By David Fekke
June 16th, 2021
This is part three of a series of posts I am doing on using Postgres and TimescaleDB with Node.js.
In this post we discuss TimescaleDB, and how to use it as an extension of Postgres.
TimescaleDB extends the functionality of Postgres by allowing a high volume of inserts and queries across a horizontally scalable version of Postgres. It does this with a new table type called a 'Hypertable'.
Hypertables are partitioned into 'chunks'. Chunks are created by partitioning the hypertable based on values belonging to a time column. Chunks are created automatically as data is added to the hypertable. TimescaleDB automatically determines the size of the chunk based on data being inserted over time.
Hypertables can also be partitioned by an additional column. These are called 'time and space' partitions. 'Time and space' partitioning are known as distributed hypertables. In this two dimensional partitioning, hypertables are partitioned over separate nodes.
Each chunk uses a standard database table, but these tables are child tables of one parent table, which is the hypertable. Each chunk includes constraints that contain the time ranges for that chunk. Even the space chunks contain those ranges.
When data is inserted into the hypertable, it is then routed into the proper chunk by the time constraint. When you query a time range, TimescaleDB will optimize the query to make sure that only the chunks are used that fit that time range.
TimescaleDB places certain chunks in available memory. When querying data from a disk vs random access memory, memory is always faster. The most recent chunks will be kept in-memory.

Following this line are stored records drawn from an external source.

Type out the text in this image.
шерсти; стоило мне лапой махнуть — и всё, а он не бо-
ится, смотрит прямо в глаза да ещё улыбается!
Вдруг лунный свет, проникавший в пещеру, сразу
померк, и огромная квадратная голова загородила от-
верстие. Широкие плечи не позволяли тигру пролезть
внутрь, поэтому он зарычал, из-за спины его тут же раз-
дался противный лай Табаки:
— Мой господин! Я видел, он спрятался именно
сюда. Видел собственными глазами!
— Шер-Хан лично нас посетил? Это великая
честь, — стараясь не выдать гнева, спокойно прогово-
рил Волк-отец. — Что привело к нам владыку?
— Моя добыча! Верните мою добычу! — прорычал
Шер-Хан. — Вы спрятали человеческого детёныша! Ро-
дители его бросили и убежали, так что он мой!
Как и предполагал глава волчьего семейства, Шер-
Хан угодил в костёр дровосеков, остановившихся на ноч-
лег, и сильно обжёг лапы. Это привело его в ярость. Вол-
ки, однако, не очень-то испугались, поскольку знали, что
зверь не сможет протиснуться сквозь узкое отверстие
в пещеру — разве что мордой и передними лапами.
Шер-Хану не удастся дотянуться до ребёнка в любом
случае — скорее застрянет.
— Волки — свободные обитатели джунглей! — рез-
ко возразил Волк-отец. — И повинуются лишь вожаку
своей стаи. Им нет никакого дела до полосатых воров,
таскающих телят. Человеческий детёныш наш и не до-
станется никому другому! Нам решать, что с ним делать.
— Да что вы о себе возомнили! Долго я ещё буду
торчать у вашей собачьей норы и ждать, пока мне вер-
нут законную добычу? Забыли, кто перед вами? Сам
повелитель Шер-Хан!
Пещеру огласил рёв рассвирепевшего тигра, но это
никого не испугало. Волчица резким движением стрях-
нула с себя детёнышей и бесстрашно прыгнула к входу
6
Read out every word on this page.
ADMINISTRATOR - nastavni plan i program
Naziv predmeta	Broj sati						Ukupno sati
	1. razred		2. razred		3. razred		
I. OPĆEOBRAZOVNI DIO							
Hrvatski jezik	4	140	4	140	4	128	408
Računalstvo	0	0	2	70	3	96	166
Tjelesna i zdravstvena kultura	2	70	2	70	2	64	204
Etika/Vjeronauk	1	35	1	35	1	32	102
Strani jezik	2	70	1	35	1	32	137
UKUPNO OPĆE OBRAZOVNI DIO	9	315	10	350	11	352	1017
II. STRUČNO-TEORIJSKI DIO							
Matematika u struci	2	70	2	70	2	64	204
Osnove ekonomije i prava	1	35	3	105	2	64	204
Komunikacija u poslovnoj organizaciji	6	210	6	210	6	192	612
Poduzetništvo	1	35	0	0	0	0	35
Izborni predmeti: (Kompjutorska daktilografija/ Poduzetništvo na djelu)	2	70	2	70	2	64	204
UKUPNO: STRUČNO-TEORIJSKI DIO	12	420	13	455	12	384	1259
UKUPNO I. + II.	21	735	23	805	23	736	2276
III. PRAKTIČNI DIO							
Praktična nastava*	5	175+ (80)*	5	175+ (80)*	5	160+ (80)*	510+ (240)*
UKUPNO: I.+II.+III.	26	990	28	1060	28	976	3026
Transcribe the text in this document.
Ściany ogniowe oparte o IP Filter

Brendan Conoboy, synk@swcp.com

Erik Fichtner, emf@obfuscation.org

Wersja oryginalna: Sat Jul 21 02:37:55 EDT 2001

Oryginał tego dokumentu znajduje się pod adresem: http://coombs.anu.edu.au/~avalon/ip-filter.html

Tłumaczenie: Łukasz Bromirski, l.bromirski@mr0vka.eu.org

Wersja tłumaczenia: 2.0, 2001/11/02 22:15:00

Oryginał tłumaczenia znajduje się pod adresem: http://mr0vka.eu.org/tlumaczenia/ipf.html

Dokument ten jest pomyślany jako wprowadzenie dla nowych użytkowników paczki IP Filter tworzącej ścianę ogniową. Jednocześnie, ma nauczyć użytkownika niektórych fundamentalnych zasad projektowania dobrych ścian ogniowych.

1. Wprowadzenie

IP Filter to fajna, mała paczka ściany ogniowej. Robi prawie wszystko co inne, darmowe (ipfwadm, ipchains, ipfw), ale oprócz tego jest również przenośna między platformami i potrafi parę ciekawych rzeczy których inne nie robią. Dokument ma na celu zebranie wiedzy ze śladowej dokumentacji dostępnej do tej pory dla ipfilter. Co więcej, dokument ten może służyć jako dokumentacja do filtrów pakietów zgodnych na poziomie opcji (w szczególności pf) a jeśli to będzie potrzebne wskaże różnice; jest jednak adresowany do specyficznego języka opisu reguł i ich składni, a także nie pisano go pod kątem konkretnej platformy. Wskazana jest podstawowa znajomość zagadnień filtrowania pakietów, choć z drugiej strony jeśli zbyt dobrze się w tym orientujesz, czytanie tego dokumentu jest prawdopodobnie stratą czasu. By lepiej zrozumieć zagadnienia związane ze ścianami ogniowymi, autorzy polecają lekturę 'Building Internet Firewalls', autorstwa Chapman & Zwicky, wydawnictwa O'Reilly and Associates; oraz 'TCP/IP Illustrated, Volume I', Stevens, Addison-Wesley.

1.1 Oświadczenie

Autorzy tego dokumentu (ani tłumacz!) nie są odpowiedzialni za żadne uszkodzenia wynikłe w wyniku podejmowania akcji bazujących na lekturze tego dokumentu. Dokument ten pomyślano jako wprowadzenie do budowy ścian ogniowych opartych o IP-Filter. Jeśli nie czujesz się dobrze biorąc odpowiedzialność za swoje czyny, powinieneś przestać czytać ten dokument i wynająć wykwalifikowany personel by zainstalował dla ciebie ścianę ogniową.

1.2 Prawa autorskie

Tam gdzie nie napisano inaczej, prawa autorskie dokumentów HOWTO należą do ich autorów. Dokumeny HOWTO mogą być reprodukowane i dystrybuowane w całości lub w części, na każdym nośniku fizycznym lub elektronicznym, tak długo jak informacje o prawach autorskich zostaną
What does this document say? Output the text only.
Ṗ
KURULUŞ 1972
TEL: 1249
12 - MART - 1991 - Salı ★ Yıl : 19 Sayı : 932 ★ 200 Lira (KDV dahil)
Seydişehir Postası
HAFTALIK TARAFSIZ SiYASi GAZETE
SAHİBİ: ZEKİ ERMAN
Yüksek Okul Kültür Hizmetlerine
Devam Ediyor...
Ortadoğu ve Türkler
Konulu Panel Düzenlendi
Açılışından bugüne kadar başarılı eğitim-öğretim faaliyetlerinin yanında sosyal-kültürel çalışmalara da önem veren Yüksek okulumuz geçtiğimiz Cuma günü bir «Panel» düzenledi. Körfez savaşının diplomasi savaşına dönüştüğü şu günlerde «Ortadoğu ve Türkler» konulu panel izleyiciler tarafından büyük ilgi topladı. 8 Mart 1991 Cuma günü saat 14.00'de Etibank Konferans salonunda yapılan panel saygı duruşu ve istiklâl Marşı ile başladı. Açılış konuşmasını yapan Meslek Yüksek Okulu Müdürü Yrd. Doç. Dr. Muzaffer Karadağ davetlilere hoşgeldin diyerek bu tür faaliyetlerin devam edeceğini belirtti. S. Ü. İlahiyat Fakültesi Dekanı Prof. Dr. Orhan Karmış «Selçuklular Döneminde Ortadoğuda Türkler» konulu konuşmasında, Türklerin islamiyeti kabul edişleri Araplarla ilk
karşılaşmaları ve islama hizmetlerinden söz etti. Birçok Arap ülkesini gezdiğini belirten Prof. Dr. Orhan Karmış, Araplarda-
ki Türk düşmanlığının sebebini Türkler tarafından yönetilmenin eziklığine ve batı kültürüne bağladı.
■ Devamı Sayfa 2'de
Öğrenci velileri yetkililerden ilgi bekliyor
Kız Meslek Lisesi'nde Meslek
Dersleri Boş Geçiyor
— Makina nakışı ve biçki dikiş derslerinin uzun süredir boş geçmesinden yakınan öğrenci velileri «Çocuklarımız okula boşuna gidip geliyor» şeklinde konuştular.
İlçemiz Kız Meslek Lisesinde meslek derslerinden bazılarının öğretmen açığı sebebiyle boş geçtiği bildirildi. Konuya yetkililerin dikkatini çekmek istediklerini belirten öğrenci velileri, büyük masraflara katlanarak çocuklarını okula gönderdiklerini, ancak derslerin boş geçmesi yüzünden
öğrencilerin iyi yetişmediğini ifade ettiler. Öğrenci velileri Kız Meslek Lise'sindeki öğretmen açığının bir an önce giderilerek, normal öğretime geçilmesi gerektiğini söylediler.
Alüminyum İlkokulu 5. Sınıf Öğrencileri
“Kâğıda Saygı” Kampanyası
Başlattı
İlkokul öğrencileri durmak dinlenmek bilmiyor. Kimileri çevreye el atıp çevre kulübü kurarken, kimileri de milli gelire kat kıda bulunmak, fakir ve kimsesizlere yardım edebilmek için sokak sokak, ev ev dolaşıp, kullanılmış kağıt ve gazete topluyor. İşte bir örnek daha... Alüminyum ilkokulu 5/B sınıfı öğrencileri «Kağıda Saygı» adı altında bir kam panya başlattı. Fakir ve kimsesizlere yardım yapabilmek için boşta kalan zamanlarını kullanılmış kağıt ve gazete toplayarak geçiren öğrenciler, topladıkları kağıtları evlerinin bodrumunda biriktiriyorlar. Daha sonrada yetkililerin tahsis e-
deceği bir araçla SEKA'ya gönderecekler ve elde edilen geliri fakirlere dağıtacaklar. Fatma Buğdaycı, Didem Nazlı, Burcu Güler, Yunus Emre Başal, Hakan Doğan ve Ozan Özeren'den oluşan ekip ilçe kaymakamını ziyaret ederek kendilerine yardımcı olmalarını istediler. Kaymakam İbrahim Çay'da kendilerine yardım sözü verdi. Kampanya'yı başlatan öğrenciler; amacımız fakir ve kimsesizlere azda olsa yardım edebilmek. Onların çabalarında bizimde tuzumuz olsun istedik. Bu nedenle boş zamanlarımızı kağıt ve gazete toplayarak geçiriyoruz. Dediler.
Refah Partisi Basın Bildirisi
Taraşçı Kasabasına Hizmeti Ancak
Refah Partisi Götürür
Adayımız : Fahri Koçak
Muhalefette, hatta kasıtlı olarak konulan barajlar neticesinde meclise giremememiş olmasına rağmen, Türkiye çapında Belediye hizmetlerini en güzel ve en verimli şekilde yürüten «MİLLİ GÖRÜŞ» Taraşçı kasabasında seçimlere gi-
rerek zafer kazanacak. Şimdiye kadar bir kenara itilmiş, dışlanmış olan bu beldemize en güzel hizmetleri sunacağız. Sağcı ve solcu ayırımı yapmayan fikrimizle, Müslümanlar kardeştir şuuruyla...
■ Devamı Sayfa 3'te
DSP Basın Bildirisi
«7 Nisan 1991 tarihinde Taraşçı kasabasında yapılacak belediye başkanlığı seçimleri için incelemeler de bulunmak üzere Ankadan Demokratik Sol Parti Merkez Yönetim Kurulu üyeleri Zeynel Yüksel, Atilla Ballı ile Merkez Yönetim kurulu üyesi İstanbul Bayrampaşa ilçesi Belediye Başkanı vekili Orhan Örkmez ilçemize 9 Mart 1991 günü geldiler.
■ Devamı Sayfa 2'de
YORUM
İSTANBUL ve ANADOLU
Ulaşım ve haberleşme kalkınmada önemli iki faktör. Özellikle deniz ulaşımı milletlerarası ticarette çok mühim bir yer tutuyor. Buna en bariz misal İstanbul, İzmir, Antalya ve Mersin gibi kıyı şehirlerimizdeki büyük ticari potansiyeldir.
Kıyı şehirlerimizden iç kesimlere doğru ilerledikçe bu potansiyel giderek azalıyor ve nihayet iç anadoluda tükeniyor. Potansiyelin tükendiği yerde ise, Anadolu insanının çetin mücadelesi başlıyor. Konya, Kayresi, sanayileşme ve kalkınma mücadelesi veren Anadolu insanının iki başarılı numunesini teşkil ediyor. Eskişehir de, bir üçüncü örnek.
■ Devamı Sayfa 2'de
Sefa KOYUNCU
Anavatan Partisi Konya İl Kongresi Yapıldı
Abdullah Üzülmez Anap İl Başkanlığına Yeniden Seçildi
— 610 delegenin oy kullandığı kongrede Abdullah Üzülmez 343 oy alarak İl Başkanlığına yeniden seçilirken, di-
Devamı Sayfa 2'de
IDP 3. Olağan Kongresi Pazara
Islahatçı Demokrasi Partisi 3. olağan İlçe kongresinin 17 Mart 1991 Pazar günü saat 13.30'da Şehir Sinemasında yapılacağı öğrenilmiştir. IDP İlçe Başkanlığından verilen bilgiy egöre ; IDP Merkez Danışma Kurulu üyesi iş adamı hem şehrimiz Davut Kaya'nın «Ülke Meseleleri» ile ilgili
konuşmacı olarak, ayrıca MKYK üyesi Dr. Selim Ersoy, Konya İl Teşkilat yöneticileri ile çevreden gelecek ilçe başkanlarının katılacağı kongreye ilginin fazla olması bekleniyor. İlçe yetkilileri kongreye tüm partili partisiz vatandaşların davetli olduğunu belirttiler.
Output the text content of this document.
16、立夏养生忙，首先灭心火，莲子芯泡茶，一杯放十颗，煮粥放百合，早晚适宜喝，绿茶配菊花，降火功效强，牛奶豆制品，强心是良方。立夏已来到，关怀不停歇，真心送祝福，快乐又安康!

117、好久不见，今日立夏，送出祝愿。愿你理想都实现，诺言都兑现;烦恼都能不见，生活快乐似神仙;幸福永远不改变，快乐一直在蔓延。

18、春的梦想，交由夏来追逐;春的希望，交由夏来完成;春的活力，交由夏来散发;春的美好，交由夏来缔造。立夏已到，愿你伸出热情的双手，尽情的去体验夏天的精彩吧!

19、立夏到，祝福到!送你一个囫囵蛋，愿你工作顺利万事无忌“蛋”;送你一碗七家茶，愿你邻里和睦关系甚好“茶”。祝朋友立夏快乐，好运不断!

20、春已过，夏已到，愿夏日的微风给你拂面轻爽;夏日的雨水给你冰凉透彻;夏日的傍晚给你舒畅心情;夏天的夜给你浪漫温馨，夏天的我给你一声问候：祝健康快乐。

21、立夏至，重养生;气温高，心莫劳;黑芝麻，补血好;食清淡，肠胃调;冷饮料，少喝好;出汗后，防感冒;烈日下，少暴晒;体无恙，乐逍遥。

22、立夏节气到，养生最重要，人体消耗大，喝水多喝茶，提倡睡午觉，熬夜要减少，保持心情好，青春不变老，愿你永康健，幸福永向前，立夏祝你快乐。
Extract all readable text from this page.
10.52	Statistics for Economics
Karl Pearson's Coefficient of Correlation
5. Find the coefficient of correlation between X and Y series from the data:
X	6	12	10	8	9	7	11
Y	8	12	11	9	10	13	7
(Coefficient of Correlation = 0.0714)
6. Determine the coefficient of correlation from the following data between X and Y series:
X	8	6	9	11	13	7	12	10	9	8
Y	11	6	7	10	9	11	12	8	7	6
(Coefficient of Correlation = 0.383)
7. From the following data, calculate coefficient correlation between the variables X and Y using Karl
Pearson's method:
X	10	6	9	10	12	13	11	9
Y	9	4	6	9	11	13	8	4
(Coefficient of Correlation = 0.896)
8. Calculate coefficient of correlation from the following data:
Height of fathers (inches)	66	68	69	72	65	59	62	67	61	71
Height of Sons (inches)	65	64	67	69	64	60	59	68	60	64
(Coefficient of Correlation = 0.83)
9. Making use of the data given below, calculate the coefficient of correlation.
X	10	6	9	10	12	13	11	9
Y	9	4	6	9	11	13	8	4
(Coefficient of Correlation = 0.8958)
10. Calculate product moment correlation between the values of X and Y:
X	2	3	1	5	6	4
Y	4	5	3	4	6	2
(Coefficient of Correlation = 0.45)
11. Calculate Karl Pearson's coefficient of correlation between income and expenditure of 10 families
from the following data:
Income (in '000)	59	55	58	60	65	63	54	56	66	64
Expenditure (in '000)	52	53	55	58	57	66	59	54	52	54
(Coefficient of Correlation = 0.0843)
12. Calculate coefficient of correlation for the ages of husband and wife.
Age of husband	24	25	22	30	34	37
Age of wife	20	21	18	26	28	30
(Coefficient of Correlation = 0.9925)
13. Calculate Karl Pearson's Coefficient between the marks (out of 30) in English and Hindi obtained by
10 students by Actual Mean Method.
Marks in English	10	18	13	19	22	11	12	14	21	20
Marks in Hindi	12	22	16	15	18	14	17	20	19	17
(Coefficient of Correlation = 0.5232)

This ensures that the most recent data is stored in-memory, speeding up queries.
Not all chunks are kept in-memory. TimescaleDB uses LRU caching to decide which chunks are kept in memory and which is kept on disk pages.
Indexes are kept in their respective chunks. This maintains that data and the indexes resides in the same memory. This ensures that inserting data is kept speedy since it is being performed in the RAM.
TimescaleDB ensures that primary keys remain unique because they are usually a combination of a unique column and a time column. When a user creates a new index, it is passed down to every chunk in the hypertable.
Data retention in TimescaleDB is made easy because time ranges can be set on a hypertable to remove data based on a time period. Since the data is stored in chunks instead of a single table, TimescaleDB simply removes the associated file. No defragging of a table is required since the data is kept in separate chunks.
Data retention policies can be created to manage this maintenance automatically.
Creating a Hypertable
To a create a hypertable in TimescaleDB, we only need to do two things. Make sure the table you want to base you hypertable on has a primary key based on a timestamp column, and use the
create_hypertable function on that table. Thats it! TimescaleDB does the rest for us automatically.
Lets' define a table for storing an account_transaction table. This table will contain a reference to a user, the time the record was inserted, and a transaction amount. We will make the primary key be a combination of the user_id and the time. After that we will use the
create_hybertable function to create the actual hypertable.
CREATE TABLE account_transaction ( user_id INTEGER NOT NULL, dt TIMESTAMP WITHOUT TIME ZONE NOT NULL, amount DECIMAL NOT NULL, source TEXT NULL, PRIMARY KEY(user_id, dt) ); SELECT create_hypertable('account_transaction', 'dt');
Congratulations! You just created your first hypertable.
Both TimescaleDB and Postgres solve many of the issues that prevented application developers from using relational databases in their solutions. Relational databases can scale and perform in modern scalable cloud based architectures.
There is a lot more to TimescaleDB than what I have posted here. Please take the time to review the documentation on the TimescaleDB site.